Gene Ontology (GO) enrichment analysis of differentially expressed genes was implemented by the clusterProfiler R package, in which gene length bias was corrected. GO terms with corrected p-value less than 0.05 were considered significantly enriched by differentially expressed genes.

4.8. Expression Profile Analysis of Cuticular Lipid Biosynthetic Pathway Genes

Based on a bioinformatics analysis, cuticular lipid biosynthetic pathway genes encoding ACC, FAS, ELO, FAD, FAR and CYP4G proteins were screened from the BPH, SBPH and WBPH genomic and transcriptomic databases by using the amino acid sequences of the reported genes from other insects, such as D. melanogaster, Bombyx mori, Apis mellifera, Tribolium castaneum, Anopheles gambiae and Acyrthosiphon pisum which were obtained from FlyBase, SilkDB and NCBI. Then, TPM expression values were used to analyze the expression profile of the cuticular lipid biosynthetic pathway genes by Heatmaps.

5. Conclusions

To conclude, results from our study show that CHC profiles in the three planthopper species vary depending on either developmental stages and sexes, or temperatures, humidity and host plants.

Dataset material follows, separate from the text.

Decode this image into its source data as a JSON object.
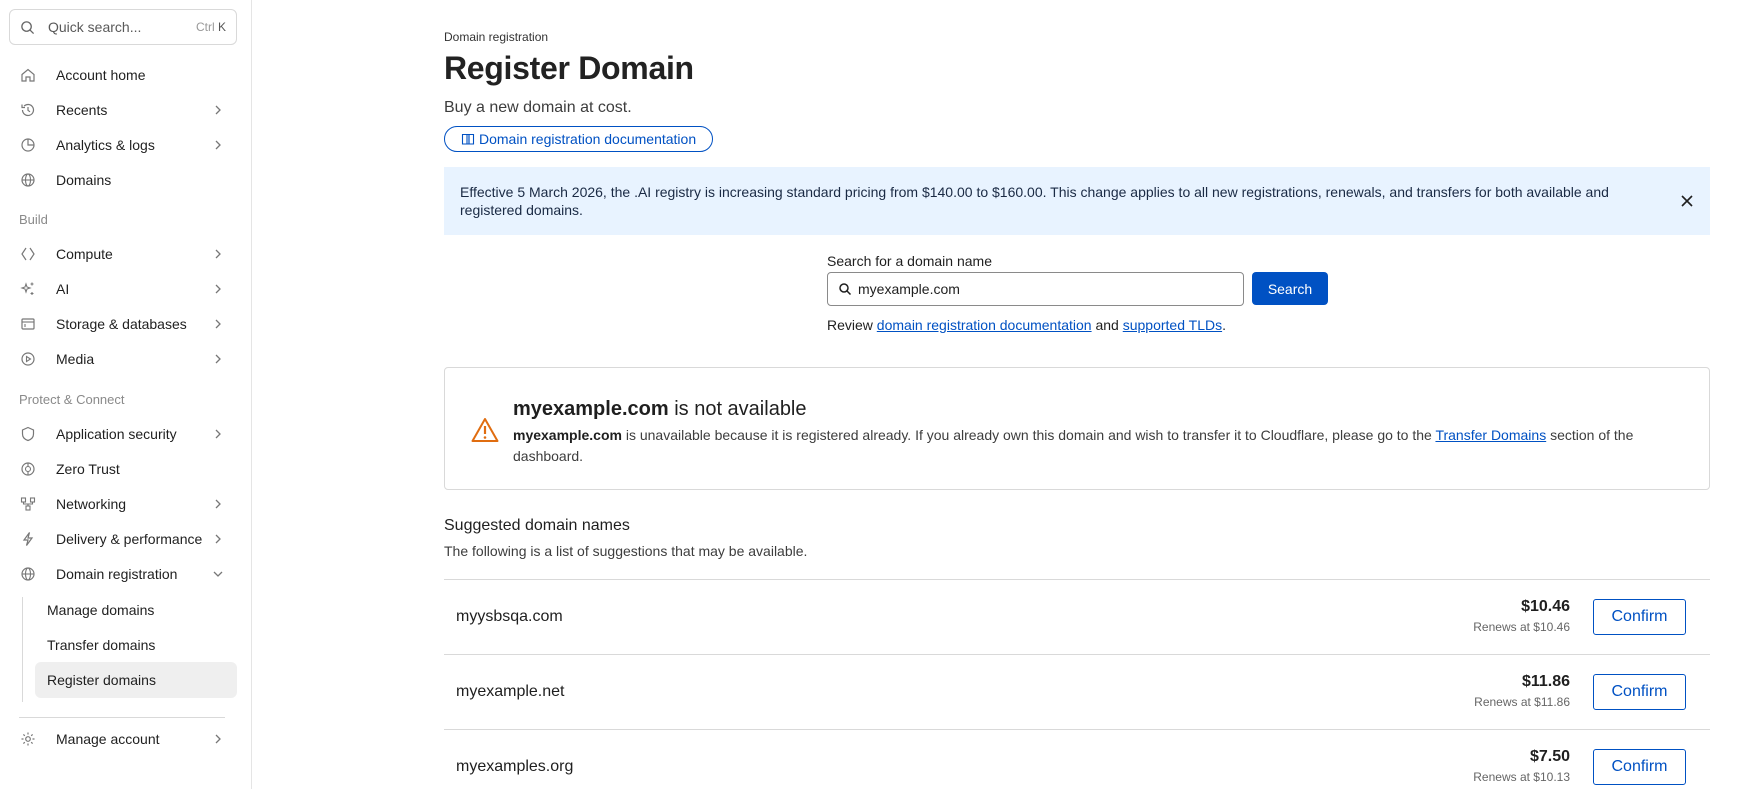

From comparative analysis of the transcriptomes, it can be observed that the identification of candidate genes is associated with variation in CHC compositions and amounts in planthoppers treated with different environmental factors, including several genes which could be plausibly associated with CHC biosynthesis. Knowledge of these CHC profile variations and their underlying molecular regulation mechanisms may have potential applications in enhancing existing monitoring and management strategies of these important rice pests.

Supplementary Materials

The following are available online at https://www.mdpi.com/article/10.3390/ijms22147733/s1.

Author Contributions

C.-X.Z., Y.-L.F., T.-X.L. and D.-T.L. conceived and designed research. D.-T.L., X.-J.P., X.-Q.W., Z.-C.W. and N.C. performed the experiments, collected the data and analyzed the results. D.-T.L. and Y.-X.Y. contributed to analyzing the transcriptomes. D.-T.L. drafted the manuscript. C.-X.Z. and Y.-L.F. revised the manuscript. All authors have read and agreed to the published version of the manuscript.

Funding

This work was supported by the National Natural Science Foundation of China (32001895, 31630057 and 31871954), the China Postdoctoral Science Foundation (2020M681874) and Zhejiang Postdoctoral Science Foundation (ZJ2020149).

Institutional Review Board Statement

Not applicable.

Informed Consent Statement

Not applicable.

Data Availability Statement

RNA-seq data are available in the National Center for Biotechnology Information (NCBI) under SRA accession number: PRJNA693158.

Conflicts of Interest

The authors declare no competing interests.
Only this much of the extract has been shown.